By the way, lots of crowing at the NYSE over its big win on Oracle — shares will begin trading on the NYSE in July. Oracle was a long-time Nasdaq listing and this is a big win for the Big Board.
Oracle will be the largest market transfer EVER among all exchanges, at $156.4 billion.
Elsewhere:
1) St. Louis Fed President James Bullard to Federal Reserve Chair Ben Bernanke Bernanke: my press release is better than your press release. You know you're in a new era when Bullard, one of two dissenters to Wednesday's FOMC decision, issued his own press release to chastise Bernanke on the timing —and the logic—of Bernanke's announcement.
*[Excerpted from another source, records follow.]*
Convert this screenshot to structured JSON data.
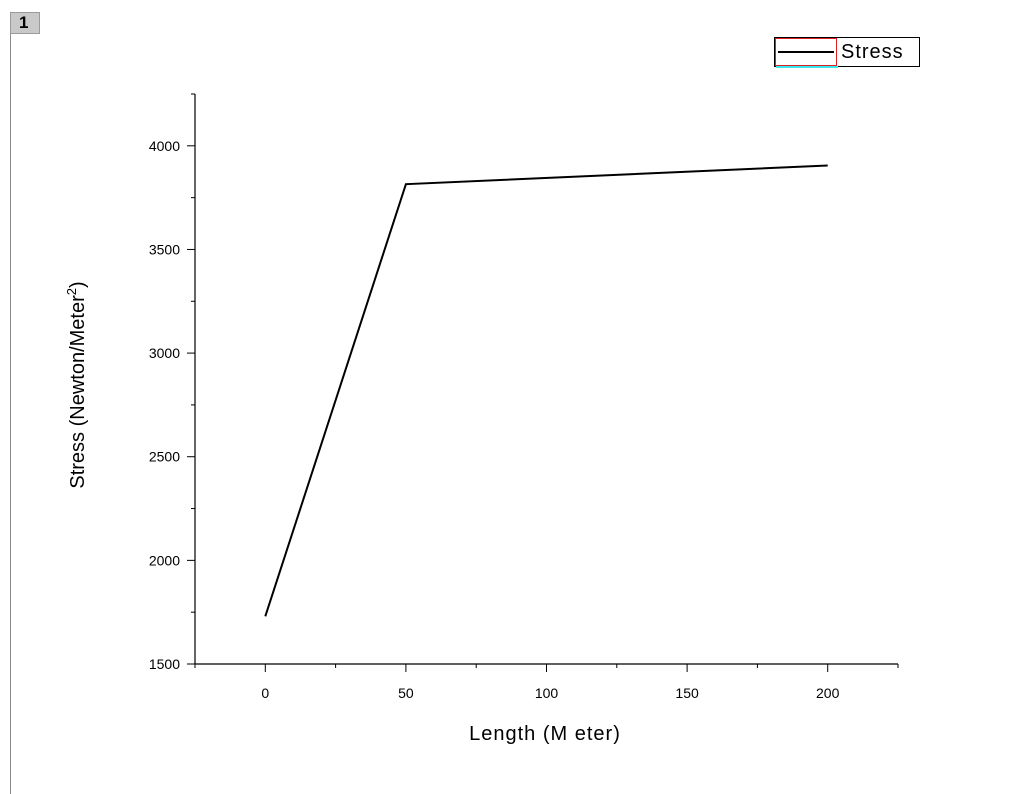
{
  "layer": {
    "number": "1"
  },
  "legend": {
    "label": "Stress"
  },
  "colors": {
    "line": "#000000",
    "legend_border": "#e02020",
    "legend_accent": "#38e6ee",
    "badge": "#c9c9c9"
  },
  "chart_data": {
    "type": "line",
    "title": "",
    "xlabel": "Length (M eter)",
    "ylabel_main": "Stress (Newton/Meter",
    "ylabel_sup": "2",
    "ylabel_close": ")",
    "xlim": [
      -25,
      225
    ],
    "ylim": [
      1500,
      4250
    ],
    "xticks": [
      0,
      50,
      100,
      150,
      200
    ],
    "yticks": [
      1500,
      2000,
      2500,
      3000,
      3500,
      4000
    ],
    "xticklabels": [
      "0",
      "50",
      "100",
      "150",
      "200"
    ],
    "yticklabels": [
      "1500",
      "2000",
      "2500",
      "3000",
      "3500",
      "4000"
    ],
    "grid": false,
    "legend_position": "top-right",
    "series": [
      {
        "name": "Stress",
        "x": [
          0,
          50,
          200
        ],
        "y": [
          1730,
          3815,
          3905
        ]
      }
    ]
  }
}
Here's the relevant paragraph:
"President Bullard also felt that the Committee's decision to authorize the Chairman to lay out a more elaborate plan for reducing the pace of asset purchases was inappropriately timed. The Committee was, through the Summary of Economic Projections process, marking down its assessment of both real GDP growth and inflation for 2013, and yet simultaneously announcing that less accommodative policy may be in store. President Bullard felt that a more prudent approach would be to wait for more tangible signs that the economy was strengthening and that inflation was on a path to return toward target before making such an announcement."
In other words, Bullard told Bernanke what he was doing (lowering growth expectations while simultaneously saying the Fed may taper bond purchases because the economy was doing better) didn't make any sense.
2) The quarterly share rebalancing of the S&P 500, S&P MidCap 400, S&P SmallCap 600 Indices will take place at the close today.
3) Some progress on a banking union in Europe. The ESM (Euriopean Stability Mechanism) will be able to make direct capital injections into banks — prior discussion had the ESM only being permitted to give money to sovereign countries, who could then loan money to banks if they chose to. This created a pernicious circle, where the problems were merely transferred to sovereign balance sheets.